PNC, of Pittsburgh, issued its first green bond last year, and the Cincinnati-based Fifth Third was the first to issue a virtual power purchase agreement, Compere added.

Rising public awareness is also playing a role in banks’ consideration of ESG. For example, campus protest movements are motivating many colleges and universities to re-examine where they do their banking, said Georges Dyer, co-founder and executive director of the Intentional Endowments Network.

Founded a little over five years ago, the organization provides resources to colleges and universities seeking to align their missions with their operations, including their investments and operating accounts.

“A couple universities are really anchor institutions in their communities,” Dyer said. “As they look at how their investments play into their role in the community, banks are increasingly an area of focus. We’re starting to see more of those types of conversations happen as schools think about their local impact.”
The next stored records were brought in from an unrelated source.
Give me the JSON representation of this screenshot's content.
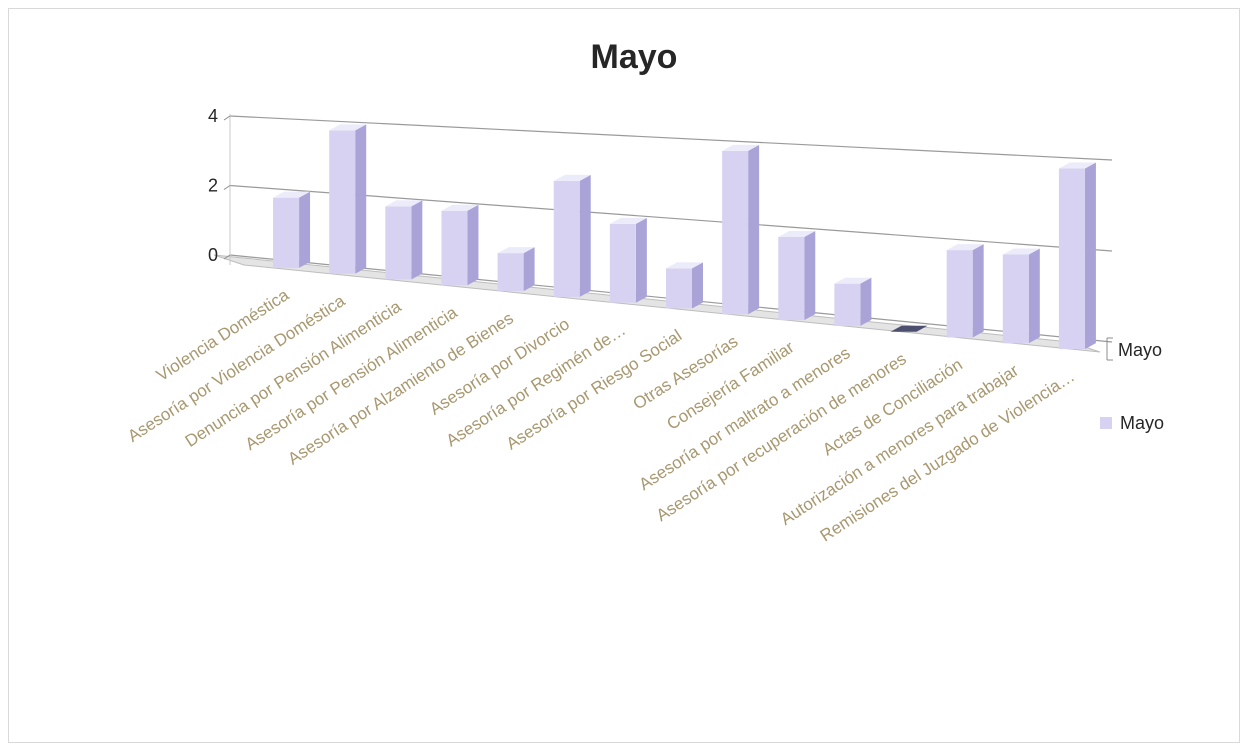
{
  "chart_data": {
    "type": "bar",
    "title": "Mayo",
    "categories": [
      "Violencia Doméstica",
      "Asesoría por Violencia Doméstica",
      "Denuncia por Pensión Alimenticia",
      "Asesoría por Pensión Alimenticia",
      "Asesoría por Alzamiento de Bienes",
      "Asesoría por Divorcio",
      "Asesoría por Regimén de…",
      "Asesoría por Riesgo Social",
      "Otras Asesorías",
      "Consejería Familiar",
      "Asesoría por maltrato a menores",
      "Asesoría por recuperación de menores",
      "Actas de Conciliación",
      "Autorización a menores para trabajar",
      "Remisiones del Juzgado de Violencia…"
    ],
    "series": [
      {
        "name": "Mayo",
        "values": [
          2,
          4,
          2,
          2,
          1,
          3,
          2,
          1,
          4,
          2,
          1,
          0,
          2,
          2,
          4
        ]
      }
    ],
    "yticks": [
      "0",
      "2",
      "4"
    ],
    "ylim": [
      0,
      4
    ],
    "series_axis_label": "Mayo",
    "legend": {
      "position": "right",
      "entries": [
        "Mayo"
      ]
    },
    "grid": true,
    "colors": {
      "bar_front": "#d7d2f2",
      "bar_side": "#aaa3d8",
      "bar_top": "#ecebfa",
      "zero_bar": "#4d4f6e",
      "floor": "#e4e4e4",
      "gridline": "#9a9a9a",
      "tick_label": "#a89870"
    }
  }
}
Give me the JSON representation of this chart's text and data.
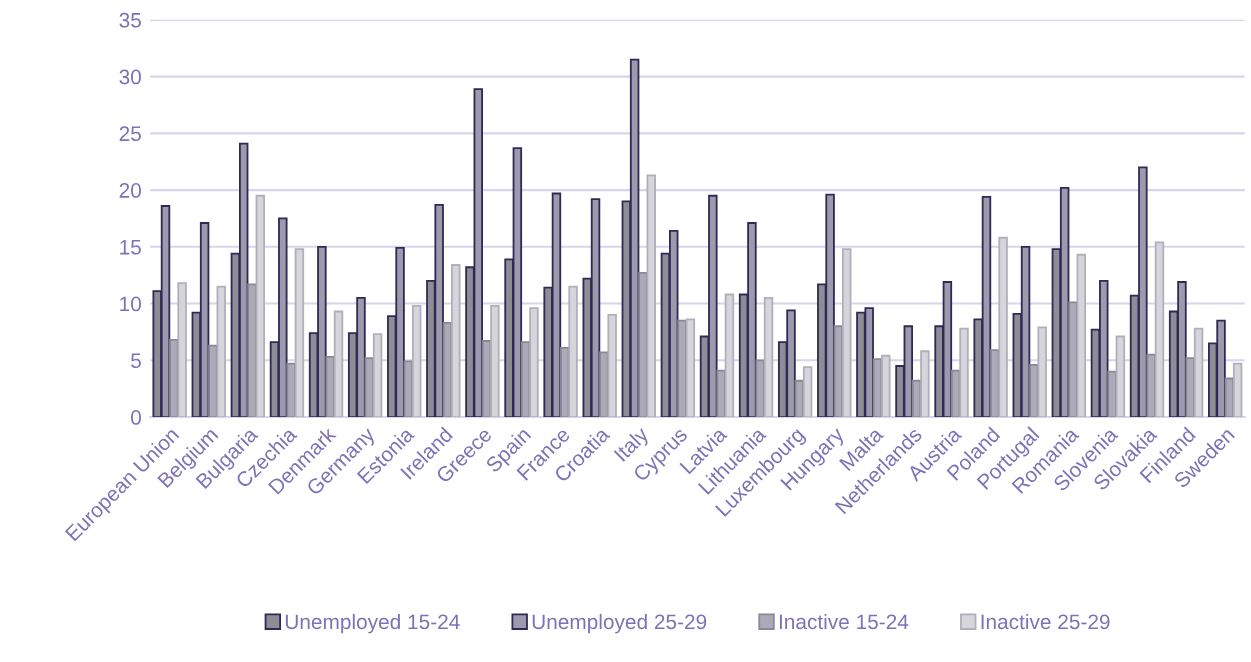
{
  "chart_data": {
    "type": "bar",
    "categories": [
      "European Union",
      "Belgium",
      "Bulgaria",
      "Czechia",
      "Denmark",
      "Germany",
      "Estonia",
      "Ireland",
      "Greece",
      "Spain",
      "France",
      "Croatia",
      "Italy",
      "Cyprus",
      "Latvia",
      "Lithuania",
      "Luxembourg",
      "Hungary",
      "Malta",
      "Netherlands",
      "Austria",
      "Poland",
      "Portugal",
      "Romania",
      "Slovenia",
      "Slovakia",
      "Finland",
      "Sweden"
    ],
    "series": [
      {
        "name": "Unemployed 15-24",
        "color": "#8e8d96",
        "values": [
          11.1,
          9.2,
          14.4,
          6.6,
          7.4,
          7.4,
          8.9,
          12.0,
          13.2,
          13.9,
          11.4,
          12.2,
          19.0,
          14.4,
          7.1,
          10.8,
          6.6,
          11.7,
          9.2,
          4.5,
          8.0,
          8.6,
          9.1,
          14.8,
          7.7,
          10.7,
          9.3,
          6.5
        ]
      },
      {
        "name": "Unemployed 25-29",
        "color": "#9c9aac",
        "values": [
          18.6,
          17.1,
          24.1,
          17.5,
          15.0,
          10.5,
          14.9,
          18.7,
          28.9,
          23.7,
          19.7,
          19.2,
          31.5,
          16.4,
          19.5,
          17.1,
          9.4,
          19.6,
          9.6,
          8.0,
          11.9,
          19.4,
          15.0,
          20.2,
          12.0,
          22.0,
          11.9,
          8.5
        ]
      },
      {
        "name": "Inactive 15-24",
        "color": "#acaab8",
        "values": [
          6.8,
          6.3,
          11.7,
          4.7,
          5.3,
          5.2,
          4.9,
          8.3,
          6.7,
          6.6,
          6.1,
          5.7,
          12.7,
          8.5,
          4.1,
          5.0,
          3.2,
          8.0,
          5.1,
          3.2,
          4.1,
          5.9,
          4.6,
          10.1,
          4.0,
          5.5,
          5.2,
          3.4
        ]
      },
      {
        "name": "Inactive 25-29",
        "color": "#d6d5dc",
        "values": [
          11.8,
          11.5,
          19.5,
          14.8,
          9.3,
          7.3,
          9.8,
          13.4,
          9.8,
          9.6,
          11.5,
          9.0,
          21.3,
          8.6,
          10.8,
          10.5,
          4.4,
          14.8,
          5.4,
          5.8,
          7.8,
          15.8,
          7.9,
          14.3,
          7.1,
          15.4,
          7.8,
          4.7
        ]
      }
    ],
    "ylim": [
      0,
      35
    ],
    "yticks": [
      0,
      5,
      10,
      15,
      20,
      25,
      30,
      35
    ],
    "grid": "y",
    "legend": "bottom"
  }
}
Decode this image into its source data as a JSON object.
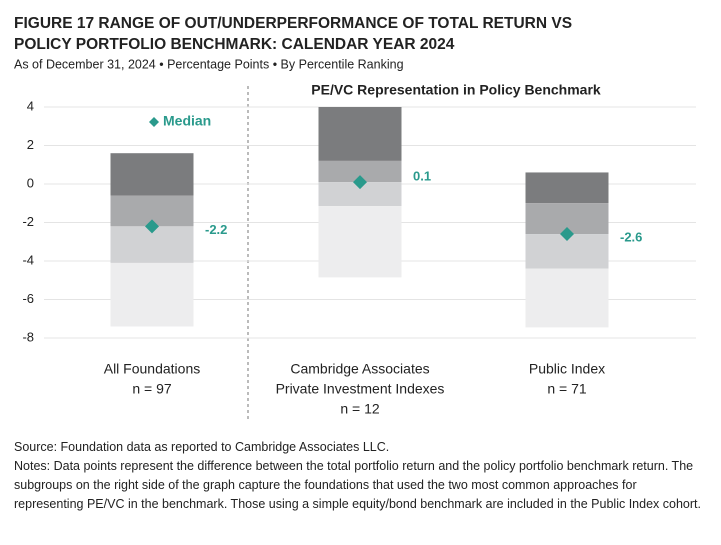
{
  "chart_data": {
    "type": "range_bar",
    "title": [
      "FIGURE 17  RANGE OF OUT/UNDERPERFORMANCE OF TOTAL RETURN VS",
      "POLICY PORTFOLIO BENCHMARK: CALENDAR YEAR 2024"
    ],
    "subtitle": "As of December 31, 2024 • Percentage Points • By Percentile Ranking",
    "annotation": "PE/VC Representation in Policy Benchmark",
    "legend": {
      "label": "Median",
      "color": "#2a9a8c"
    },
    "categories": [
      [
        "All Foundations",
        "n = 97"
      ],
      [
        "Cambridge Associates",
        "Private Investment Indexes",
        "n = 12"
      ],
      [
        "Public Index",
        "n = 71"
      ]
    ],
    "boxes": [
      {
        "max": 1.6,
        "q3": -0.6,
        "median": -2.2,
        "q1": -4.1,
        "min": -7.4
      },
      {
        "max": 4.0,
        "q3": 1.2,
        "median": 0.1,
        "q1": -1.15,
        "min": -4.85
      },
      {
        "max": 0.6,
        "q3": -1.0,
        "median": -2.6,
        "q1": -4.4,
        "min": -7.45
      }
    ],
    "segment_colors": [
      "#7b7c7e",
      "#a9aaac",
      "#d1d2d4",
      "#ededee"
    ],
    "ylim": [
      -8,
      4
    ],
    "yticks": [
      4,
      2,
      0,
      -2,
      -4,
      -6,
      -8
    ],
    "grid": true,
    "source": "Source: Foundation data as reported to Cambridge Associates LLC.",
    "notes": "Notes: Data points represent the difference between the total portfolio return and the policy portfolio benchmark return. The subgroups on the right side of the graph capture the foundations that used the two most common approaches for representing PE/VC in the benchmark. Those using a simple equity/bond benchmark are included in the Public Index cohort."
  }
}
The ABA’s ESG working group meets once a month on a conference call and might include anywhere from several dozen to several hundred bankers, the trade group said. Discussions so far have included state and federal legislative proposals, the social aspects of ESG, and some of the basics. For those bankers newer to the group, the ABA has offered a primer on how to think about ESG and get started.

The bankers who participate on those calls sometimes hold specialized ESG and sustainability roles, but just as often they work in business lines or more general leadership roles. Likewise, the banks include the smallest community banks, the largest money-center banks and everything in between, Pigg said.

“Certainly shareholder and investor expectations are a big factor, and customer expectation is definitely there, too,” he said. “But just like ESG varies, how those investor and customer expectations have an impact will vary from bank to bank and community to community.”